このオーケストラは最近リピーターが増え、また定期コンサートでは満員になるそうだ。最初は団員も少なく、聴衆も少なかったと言う。因みに、今日の戎知子さんはこのオーケストラの団長だそうである。
帰りには久し振りに32番街の28階のKYKでトンカツを食べながらビールと焼酎を飲んだ。家で晩酌は殆どした事のない私だったが、よく晩酌もするようになった。家以外で飲む事も入れると、6月15日の東京に行った日から今日まで、毎日飲んでいる。こんな事なかったのだが、今日で18日連続で飲んでいる事になる。週に1度は休肝日を取ると言う、かつての私には関係のない話が、今ここにのしかかって来る。

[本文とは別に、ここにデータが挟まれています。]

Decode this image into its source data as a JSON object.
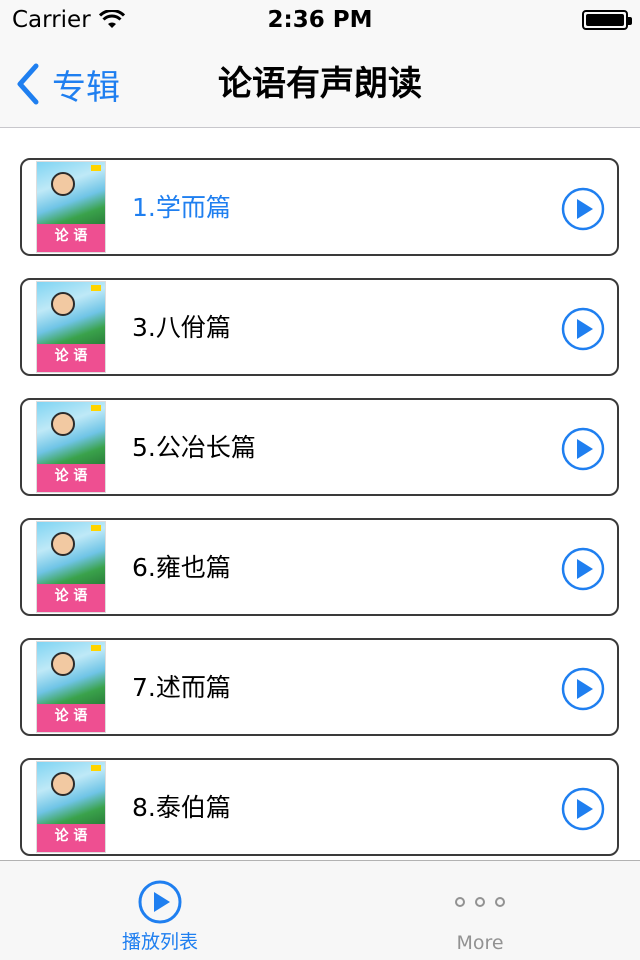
{
  "status_bar": {
    "carrier": "Carrier",
    "time": "2:36 PM",
    "wifi_icon": "wifi-icon",
    "battery_icon": "battery-icon"
  },
  "nav": {
    "back_label": "专辑",
    "back_icon": "chevron-left-icon",
    "title": "论语有声朗读"
  },
  "cover": {
    "title": "论 语",
    "icon": "book-cover-thumbnail"
  },
  "albums": [
    {
      "label": "1.学而篇",
      "selected": true
    },
    {
      "label": "3.八佾篇",
      "selected": false
    },
    {
      "label": "5.公冶长篇",
      "selected": false
    },
    {
      "label": "6.雍也篇",
      "selected": false
    },
    {
      "label": "7.述而篇",
      "selected": false
    },
    {
      "label": "8.泰伯篇",
      "selected": false
    }
  ],
  "play_icon": "play-circle-icon",
  "tab_bar": {
    "tabs": [
      {
        "label": "播放列表",
        "icon": "play-circle-icon",
        "active": true
      },
      {
        "label": "More",
        "icon": "more-dots-icon",
        "active": false
      }
    ]
  },
  "colors": {
    "accent": "#1f7ff0",
    "cover_pink": "#ee4f91",
    "border": "#3a3a3a"
  }
}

孫にはコンサート会場の近くの駄菓子屋さんで小さなお菓子が沢山入った1,000円の詰め合わせを買った。思い切りが必要だったが、家に来る度に2人に1袋ずつ、色々なお菓子をやれる楽しみが出来たようだった。他にもお菓子のお弁当やお菓子の握り寿司。私用には、昔よく食べた都こんぶ(酢こんぶ)を買った。

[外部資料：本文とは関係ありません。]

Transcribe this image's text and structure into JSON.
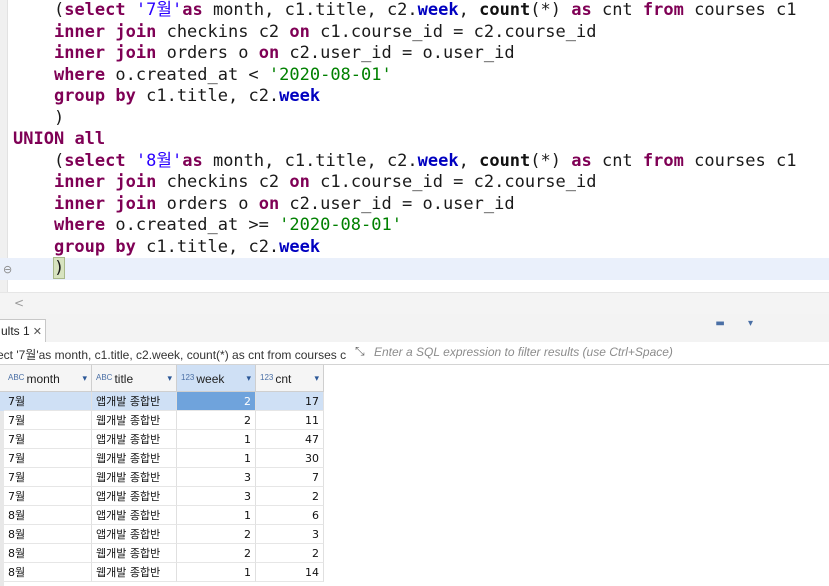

もう自分たちの家に帰っている時間だったが、まだ我が家にいた。下の孫はちょっと目を開けたがまた眠った。上の孫は、でんと置いた袋から目を離さなかった。段々手が伸びて来て、中のものを出そうとした。全部見せて、これからのおやつの上げ方の方針を説明した。にやにやしている。
じゃんけんで勝った者から好きなのを1つ取り、分けられるものは仲良く分け合って食べる。そんな事を上の孫には伝えた。下の孫は、はっきり目が覚めていたら騒ぎ出しただろうが、今日の所は迎えの車に乗って、2人共帰って行った。楽しみを知った孫と知らない孫の2人が・・。